During gas injection projects (CO2 or hydrocarbon miscible/ immiscible flooding, CO2 huff 'n puff or Vapex), only a portion of the injected gases are produced back during injection periods, with additional amounts thereafter. Significant portions of the injected gases (upwards of 35%) are retained within the reservoir during the project life and are ‘lost’ (sequestered or geologically stored). Amount of the retained gases could significantly impact upon economics of some of these projects.
Laboratory studies help in understanding many of the mechanistic aspects of injected gas return. Correspondingly, to obtain further insights on recovery of the injected gas from the swept regions, we conducted some core flood experiments. It was felt that to fully study various phenomena occurring within reservoirs over long term, these insights need to be complemented with analyses of relevant performance data from past field projects. In recent years, limited (and often incomplete) information on gas produced back from some of the field projects have become available in the public domain. Analyses of these for some selected field projects led to some interesting observations.

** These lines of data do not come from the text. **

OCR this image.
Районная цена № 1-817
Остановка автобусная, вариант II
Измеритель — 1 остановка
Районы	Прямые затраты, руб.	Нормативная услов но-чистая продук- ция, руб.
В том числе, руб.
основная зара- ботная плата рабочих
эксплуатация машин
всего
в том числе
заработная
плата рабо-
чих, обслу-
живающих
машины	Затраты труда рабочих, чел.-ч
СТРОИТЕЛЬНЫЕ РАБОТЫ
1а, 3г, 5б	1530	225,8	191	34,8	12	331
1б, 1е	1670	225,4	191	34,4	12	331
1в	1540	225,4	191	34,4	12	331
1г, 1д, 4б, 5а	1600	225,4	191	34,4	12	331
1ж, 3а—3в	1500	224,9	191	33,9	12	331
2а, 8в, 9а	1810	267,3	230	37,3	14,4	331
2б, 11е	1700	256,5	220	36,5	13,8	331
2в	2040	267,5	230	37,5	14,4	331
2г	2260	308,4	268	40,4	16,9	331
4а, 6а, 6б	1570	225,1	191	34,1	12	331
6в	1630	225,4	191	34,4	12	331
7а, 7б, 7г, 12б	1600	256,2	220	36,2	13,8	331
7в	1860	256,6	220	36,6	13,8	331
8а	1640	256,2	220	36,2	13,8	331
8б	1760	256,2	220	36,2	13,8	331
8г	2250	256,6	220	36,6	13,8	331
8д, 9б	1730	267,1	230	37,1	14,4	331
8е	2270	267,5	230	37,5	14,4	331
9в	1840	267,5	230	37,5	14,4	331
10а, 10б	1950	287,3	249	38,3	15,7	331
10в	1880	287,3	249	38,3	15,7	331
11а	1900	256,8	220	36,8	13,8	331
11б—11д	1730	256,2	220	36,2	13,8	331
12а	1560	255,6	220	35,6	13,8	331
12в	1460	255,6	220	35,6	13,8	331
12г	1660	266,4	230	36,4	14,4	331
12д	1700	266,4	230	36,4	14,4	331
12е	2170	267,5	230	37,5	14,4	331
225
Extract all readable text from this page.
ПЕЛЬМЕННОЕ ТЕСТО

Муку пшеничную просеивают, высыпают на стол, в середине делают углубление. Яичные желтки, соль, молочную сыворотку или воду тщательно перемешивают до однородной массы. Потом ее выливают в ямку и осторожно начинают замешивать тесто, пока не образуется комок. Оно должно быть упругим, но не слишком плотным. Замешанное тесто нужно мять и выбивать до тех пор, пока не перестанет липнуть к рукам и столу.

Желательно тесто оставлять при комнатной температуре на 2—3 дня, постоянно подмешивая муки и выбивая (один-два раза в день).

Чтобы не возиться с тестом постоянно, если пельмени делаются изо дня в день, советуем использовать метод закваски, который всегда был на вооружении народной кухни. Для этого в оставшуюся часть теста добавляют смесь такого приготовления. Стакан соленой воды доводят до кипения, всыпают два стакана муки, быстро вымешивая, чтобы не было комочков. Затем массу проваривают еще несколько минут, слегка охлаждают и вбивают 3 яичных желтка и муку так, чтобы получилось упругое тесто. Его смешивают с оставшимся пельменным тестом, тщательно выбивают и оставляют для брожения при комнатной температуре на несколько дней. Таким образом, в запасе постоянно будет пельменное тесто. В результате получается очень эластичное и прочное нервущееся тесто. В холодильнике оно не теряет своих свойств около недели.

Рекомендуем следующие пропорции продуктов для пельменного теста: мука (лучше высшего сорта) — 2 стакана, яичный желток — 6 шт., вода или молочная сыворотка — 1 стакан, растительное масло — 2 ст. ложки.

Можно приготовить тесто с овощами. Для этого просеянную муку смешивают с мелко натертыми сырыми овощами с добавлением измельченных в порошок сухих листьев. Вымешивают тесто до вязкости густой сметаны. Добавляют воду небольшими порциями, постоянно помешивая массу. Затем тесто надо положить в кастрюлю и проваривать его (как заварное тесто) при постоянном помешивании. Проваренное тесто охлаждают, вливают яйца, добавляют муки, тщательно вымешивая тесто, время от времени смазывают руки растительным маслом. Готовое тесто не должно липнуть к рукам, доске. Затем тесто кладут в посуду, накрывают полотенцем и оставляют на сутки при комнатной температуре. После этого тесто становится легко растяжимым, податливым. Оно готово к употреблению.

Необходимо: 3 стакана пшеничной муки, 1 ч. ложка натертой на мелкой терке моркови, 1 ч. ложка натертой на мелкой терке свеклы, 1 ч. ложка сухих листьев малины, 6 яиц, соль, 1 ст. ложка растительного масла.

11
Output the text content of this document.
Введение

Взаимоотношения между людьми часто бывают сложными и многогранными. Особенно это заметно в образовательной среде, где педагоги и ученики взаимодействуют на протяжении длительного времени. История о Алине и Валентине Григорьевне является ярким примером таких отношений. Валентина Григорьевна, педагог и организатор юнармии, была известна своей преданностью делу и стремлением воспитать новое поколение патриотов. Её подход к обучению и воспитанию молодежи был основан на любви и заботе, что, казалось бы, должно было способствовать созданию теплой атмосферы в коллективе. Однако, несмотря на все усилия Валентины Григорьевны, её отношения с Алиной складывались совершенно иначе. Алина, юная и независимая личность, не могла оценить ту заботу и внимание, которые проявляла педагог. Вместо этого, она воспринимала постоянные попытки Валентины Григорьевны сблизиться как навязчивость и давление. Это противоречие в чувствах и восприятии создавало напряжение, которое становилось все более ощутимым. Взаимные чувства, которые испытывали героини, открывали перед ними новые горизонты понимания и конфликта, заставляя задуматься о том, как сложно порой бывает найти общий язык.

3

It was concluded that the injected gases disperse over relatively wide regions, via oil and aqueous phases. Intuitively, nature of resulting distribution depends upon pressurization, solubility, diffusion coefficients, heterogeneity, and flow/saturation distributions. Upon flow back (production); many of the above factors are not fully reversed, leading to significant gas retention.
It is surmised that generalized data from past field projects, in absence of relevant data from analogous projects, would be useful in projecting solvent retention and production profiles for future gas injection projects.
Gases are often injected for pressure maintenance, or for improving oil recovery from reservoirs where waterflood is not a preferred option. Candidate reservoirs for this mode of gas injection could be tight, contain water sensitive clays (low water injectivity), overlain by gas caps, or contain initial mobile gas saturation. In the past, several gases (N2, CH4, CO2, flue, waste acid or tail gases, air) were injected for this purpose. Another important application of gas injection is for enhanced oil recovery by miscible/ immiscible flooding. In these applications, natural gases enriched by ethane and/or propane, or CO2 have been used as ‘solvents’. Gases in these applications have been injected continuously or intermittently (with water). Gases are also sometimes injected for enhancing recovery of condensates/ natural gas liquids (gas cycling).
The amount of the injected gas or ‘slug-size’ or ‘bank-size’ is chosen to optimize economic returns. It has been observed that a significant amount of the injected slug (>35%) is retained within the reservoir during its placement, and some of it is returned slowly thereafter, over several years. Retention of a quarter or more of the slug at the end of the economic oil production from the field is not uncommon.